After all those tragic comedies we could do with a laugh and there are certainly a few to be had with this season’s new dramas. There are too many to cover each one in depth (although we have watched them all. Trust us. You’d believe us if you could see us. It’s in our thousand yard stares), so let’s concentrate mainly on the really noteworthy ones, be they good or bad.
My Generation (ABC) is a whole heap of well-meaning, well-acted dross.

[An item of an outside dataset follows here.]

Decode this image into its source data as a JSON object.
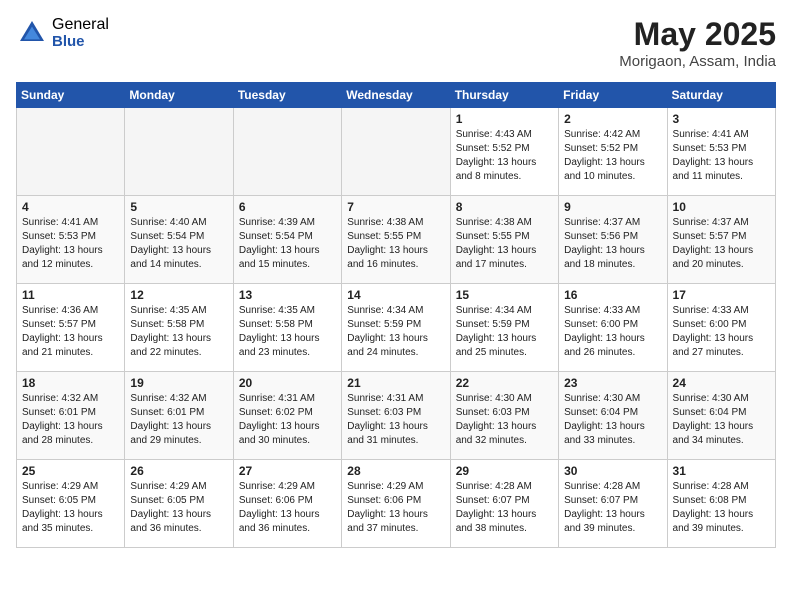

The central concept – let’s catch up with a selection of school stereotypes (the brain, the jock, the nerd, the wallflower, etc.) ten years down the line once LIFE has done a number on them – is a semi-intriguing one that could, in the right hands, actually say something about, say, the way America drastically changed overnight on 11.9.01. and how this distorted and manipulated the standard set of All-American archetypes. But no, show creator Noah Hawley seems intent on just having his characters speak in distractingly banal cliches. Thankfully the American public decided this wasn’t anything like Their Generation and voted with their Neilsen boxes. My Generation was cancelled after just two episodes. Chalk that one up as a win.

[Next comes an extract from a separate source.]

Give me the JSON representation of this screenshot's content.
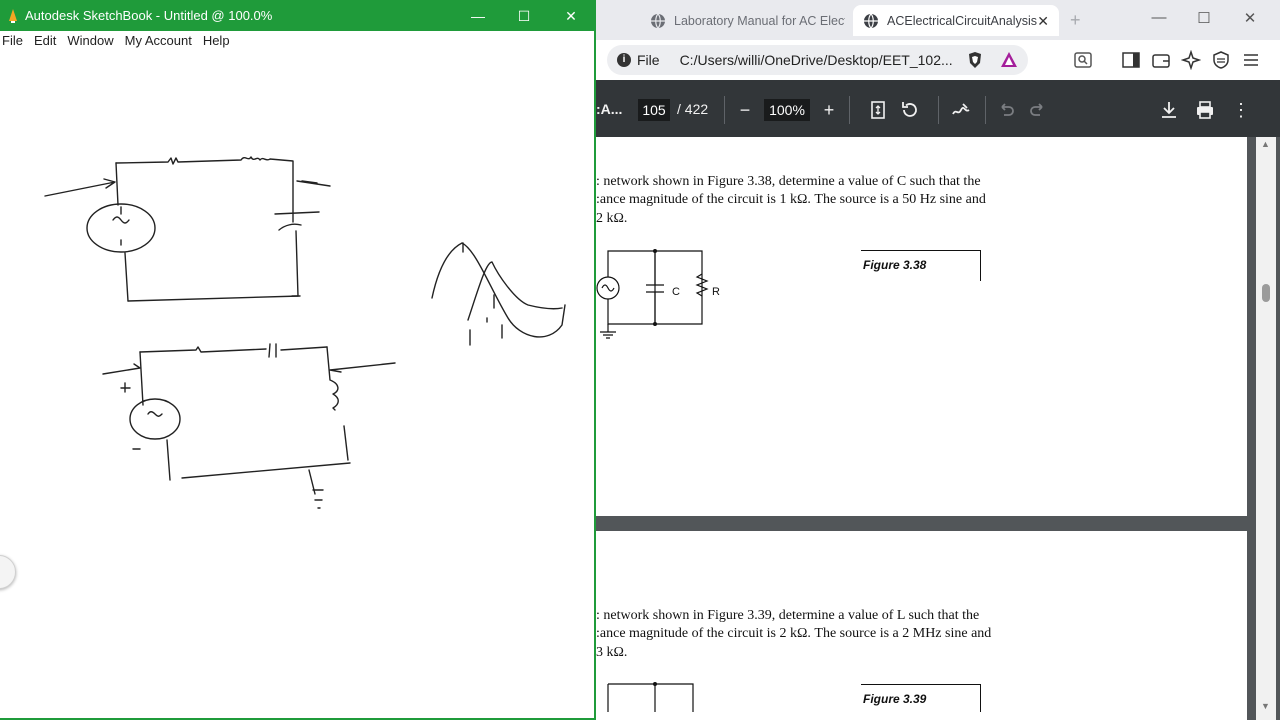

Jerry Bruckheimer’s making a play at becoming a feminist hero with his new series Chase (NBC), which stars Kelli Giddish (who?) as a sassy lady US Marshal, who’s all about kicking arse and taking names. She’s also all about ‘getting inside a perp’s head’ by pretending to be them in role plays and talking through what she thinks they’re thinking. This leads to unintentionally funny scenes where Giddish (again, who?) says things like “I’m a tough, ass-kickin’ badass, but my momma never loved me, so I got a messed-up view on women”. She really does this. Also, Cole Hauser plays her sideman and spends most of the pilot trying not to drool over her. Every time he opens his mouth to speak, you half expect “I seriously want to fuck you ’til you can’t walk, lady Marshal that I work with” to come dribbling out. So yeah, yay for women!
The two shows that everyone seems to be talking about both can’t help but draw comparisons with two other successful recent television phenomenons. ABC’s No Ordinary Family and NBC’s The Event are respectively a more promising Heroes and a less-enticing Lost. No Ordinary Family stars Michael Chiklis (The Shield) and Julie Benz (Dexter) as the heads of a nuclear family who develop superhero powers after surviving a plane crash in Brazil. Unlike Heroes the tone isn’t set to laughably sombre, so No Ordinary Family has the jump on that show in that respect. Also, in Chiklis and Benz it has two of America’s better TV actors. Throw in Weeds’ Romany Malco as Chiklis’? best friend and comic relief and you’re halfway to a hit.
The Event looks like it’s going to be one of those mystery shows that string you along for season after season (if it’s lucky) before throwing you anything even resembling a bone. At the moment, it’s about aliens and strange disappearances and other such Twilight Zone-lite shit, but really who even cares? Yes, there’s a place on TV for serialised mystery shows but so soon after Lost left the air, well, we’re a little burnt out on them to be honest.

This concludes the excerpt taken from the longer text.